DSE-MSU / DeepRobust

A pytorch adversarial library for attack and defense methods on images and graphs
MIT License
995 stars 192 forks source link

cuda memory cannot empty #90

Open Kidleyh opened 2 years ago

Kidleyh commented 2 years ago

Hello, I used deeprobust 0.2.2 on windows11, everything was fine But yesterday I used deeprobust 0.2.4 on ubuntu 16.04 LTS,the func self.inner_train(self, features, adj_norm, idx_train, idx_unlabeled, labels) cannot empty the cuda memmory except epoch 0,only 200 perturbations the GPU is out of memory . for example , on windows epoch 1 ,the memmory allocated 561737216 before inner_train,and allocated 511405056 after that. but on ubuntu epoch 1 ,the memmory allocated 561737216 before inner_train,and allocated 586903040 after that. I debug one hour but cannot find the error,so i have to issue this Looking forward to your reply, thank you!

Kidleyh commented 2 years ago

and i tried deeprobust==0.2.2 on ubuntu 16.04 LTS ,it has same problem as 0.2.4

ChandlerBang commented 2 years ago

Can you provide more details on this bug? Did you tried examples/test_mettatck.py?

Kidleyh commented 2 years ago

yes,i also tried examples/test_mettack.py , it is also the problem of self.inner_train , and i find this bug again on windows11 when i use torch==1.10.0,so i think maybe it is the problem of torch==1.10.0,but i haven't try torch<1.10.0 on ubuntu 16.04LTS, because when i run pip install deeprobust , your code requires me to install torch==1.10.0

ChandlerBang commented 2 years ago

Hi, I just tried examples/test_mettack.py with torch==1.10.0 and it works fine for me. Can you provide more details on the error information? (by copying the whole error message)

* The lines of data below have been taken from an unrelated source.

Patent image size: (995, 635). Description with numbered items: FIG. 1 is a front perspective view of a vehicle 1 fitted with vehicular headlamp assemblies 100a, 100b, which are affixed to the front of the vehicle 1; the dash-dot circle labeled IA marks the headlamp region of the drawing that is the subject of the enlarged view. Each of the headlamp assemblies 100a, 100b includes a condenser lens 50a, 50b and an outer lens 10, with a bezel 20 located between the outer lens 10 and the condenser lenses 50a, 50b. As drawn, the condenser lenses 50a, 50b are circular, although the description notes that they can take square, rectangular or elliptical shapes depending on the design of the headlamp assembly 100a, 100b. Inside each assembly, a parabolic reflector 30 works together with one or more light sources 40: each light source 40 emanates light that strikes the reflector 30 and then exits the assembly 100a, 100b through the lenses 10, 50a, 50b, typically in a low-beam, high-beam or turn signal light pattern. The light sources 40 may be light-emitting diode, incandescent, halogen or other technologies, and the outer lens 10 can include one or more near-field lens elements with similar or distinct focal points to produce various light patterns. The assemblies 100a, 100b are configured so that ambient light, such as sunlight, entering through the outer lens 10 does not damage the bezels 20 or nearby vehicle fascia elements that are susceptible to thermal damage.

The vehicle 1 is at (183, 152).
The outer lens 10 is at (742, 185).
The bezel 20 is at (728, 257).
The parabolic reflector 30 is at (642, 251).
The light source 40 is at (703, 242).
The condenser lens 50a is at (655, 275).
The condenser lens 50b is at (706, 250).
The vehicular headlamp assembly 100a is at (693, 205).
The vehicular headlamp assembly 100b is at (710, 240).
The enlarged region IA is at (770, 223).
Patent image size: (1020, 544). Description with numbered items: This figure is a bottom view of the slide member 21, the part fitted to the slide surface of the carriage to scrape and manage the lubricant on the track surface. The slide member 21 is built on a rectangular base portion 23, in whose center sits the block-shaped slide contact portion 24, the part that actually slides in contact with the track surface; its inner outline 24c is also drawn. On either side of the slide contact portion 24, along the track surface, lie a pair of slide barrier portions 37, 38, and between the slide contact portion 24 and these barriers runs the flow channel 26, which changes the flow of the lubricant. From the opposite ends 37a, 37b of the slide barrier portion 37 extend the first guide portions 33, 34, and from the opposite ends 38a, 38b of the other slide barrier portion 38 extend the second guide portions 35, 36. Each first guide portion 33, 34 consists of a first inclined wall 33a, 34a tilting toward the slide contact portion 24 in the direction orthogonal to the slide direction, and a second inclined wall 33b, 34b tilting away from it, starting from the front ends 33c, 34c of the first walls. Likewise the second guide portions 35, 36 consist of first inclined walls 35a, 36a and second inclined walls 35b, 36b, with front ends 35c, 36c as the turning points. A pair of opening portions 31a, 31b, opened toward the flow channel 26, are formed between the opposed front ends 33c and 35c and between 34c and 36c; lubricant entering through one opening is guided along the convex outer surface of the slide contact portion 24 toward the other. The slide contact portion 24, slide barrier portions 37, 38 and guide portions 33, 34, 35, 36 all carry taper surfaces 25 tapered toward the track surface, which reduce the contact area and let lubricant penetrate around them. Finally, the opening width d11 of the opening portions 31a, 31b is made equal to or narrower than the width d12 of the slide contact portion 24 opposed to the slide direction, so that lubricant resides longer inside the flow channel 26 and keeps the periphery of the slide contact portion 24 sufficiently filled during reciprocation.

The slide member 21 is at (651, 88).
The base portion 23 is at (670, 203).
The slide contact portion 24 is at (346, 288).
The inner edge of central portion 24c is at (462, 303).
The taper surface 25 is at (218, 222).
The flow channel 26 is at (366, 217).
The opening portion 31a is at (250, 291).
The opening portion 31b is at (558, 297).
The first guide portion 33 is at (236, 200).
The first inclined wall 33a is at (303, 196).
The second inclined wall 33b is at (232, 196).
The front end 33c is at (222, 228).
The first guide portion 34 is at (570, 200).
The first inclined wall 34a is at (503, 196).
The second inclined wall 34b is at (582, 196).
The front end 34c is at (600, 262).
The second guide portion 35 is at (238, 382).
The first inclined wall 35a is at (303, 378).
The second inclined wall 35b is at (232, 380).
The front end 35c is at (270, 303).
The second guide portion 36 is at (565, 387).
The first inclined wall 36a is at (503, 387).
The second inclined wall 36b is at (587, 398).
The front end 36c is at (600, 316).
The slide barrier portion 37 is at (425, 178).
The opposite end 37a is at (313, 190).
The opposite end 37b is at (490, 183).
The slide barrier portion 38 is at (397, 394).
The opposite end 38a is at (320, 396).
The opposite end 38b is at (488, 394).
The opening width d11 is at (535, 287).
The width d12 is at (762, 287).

Kidleyh commented 2 years ago

error message may not tell us any useful information, because the error message is about the cuda out of memory due to the self.inner_train could not empty its memmory normally.And I successfully use torch==1.8.0 on ubuntu 16.04 LTS to run examples/test_mettack.py without any question. And when i use torch==1.10.0 on windows11,the error message: RuntimeError: CUDA out of memory. Tried to allocate 24.00 MiB (GPU 0; 6.00 GiB total capacity; 3.42 GiB already allocated; 0 bytes free; 4.43 GiB reserved in total by PyTorch) If reserved memory is >> allocated memory try setting max_split_size_mb to avoid fragmentation. See documentation for Memory Management and PYTORCH_CUDA_ALLOC_CONF. the torch==1.10.0 on ubuntu 16.04 LTS has been uninstalled

Kidleyh commented 2 years ago

Now i can run the code normally use torch==1.8.0, but I'm afraid the code has some questions with torch=1.10.0. Anyway, i think you can check the self.inner_train in Metaack , and I am very grateful for your work and your help! Thank you !

ChandlerBang commented 2 years ago

Ok, let me see if I can figure it out.

Kidleyh commented 2 years ago

Hi, sorry to bother you again, I also want to know how much cuda memory capacity is enough for training metaApprox to attack pubmed, i have attacked cora,citeseer and polblogs successfully. But when i was attacking pubmed , the error message showed that cuda out of memory, by the way my cuda memmory is 12 GB.

ChandlerBang commented 2 years ago

I am not sure about the detailed gpu memory usage for attacking pubmed but I made it on a GPU with 32GB. The memory complexity of metattack is very high since the search space is quadratic to the number of nodes.

You may turn to some scalable attack instead, e.g., https://github.com/DSE-MSU/DeepRobust/blob/master/deeprobust/graph/targeted_attack/sga.py.

Leirunlin commented 2 years ago

Hi! I've encountered the same problem. Metattack works fine when using the following environment on ubuntu 16.04.12

numpy==1.18.1
scipy==1.6.2
torch==1.8.1
torch_geometric==1.6.3
torch_scatter==2.0.9
torch_sparse==0.6.12

But it shows that CUDA out of memory with the latest version of torch on ubuntu 20.04.1:

deeprobust==0.2.6
numpy==1.23.3
scikit_learn==1.1.3
scipy==1.8.1
torch==1.12.1
torch_geometric==2.1.0
torch_sparse==0.6.15

I also find that the self.inner_train does not empty the gradients. I hope my case will be helpful in solving the problem.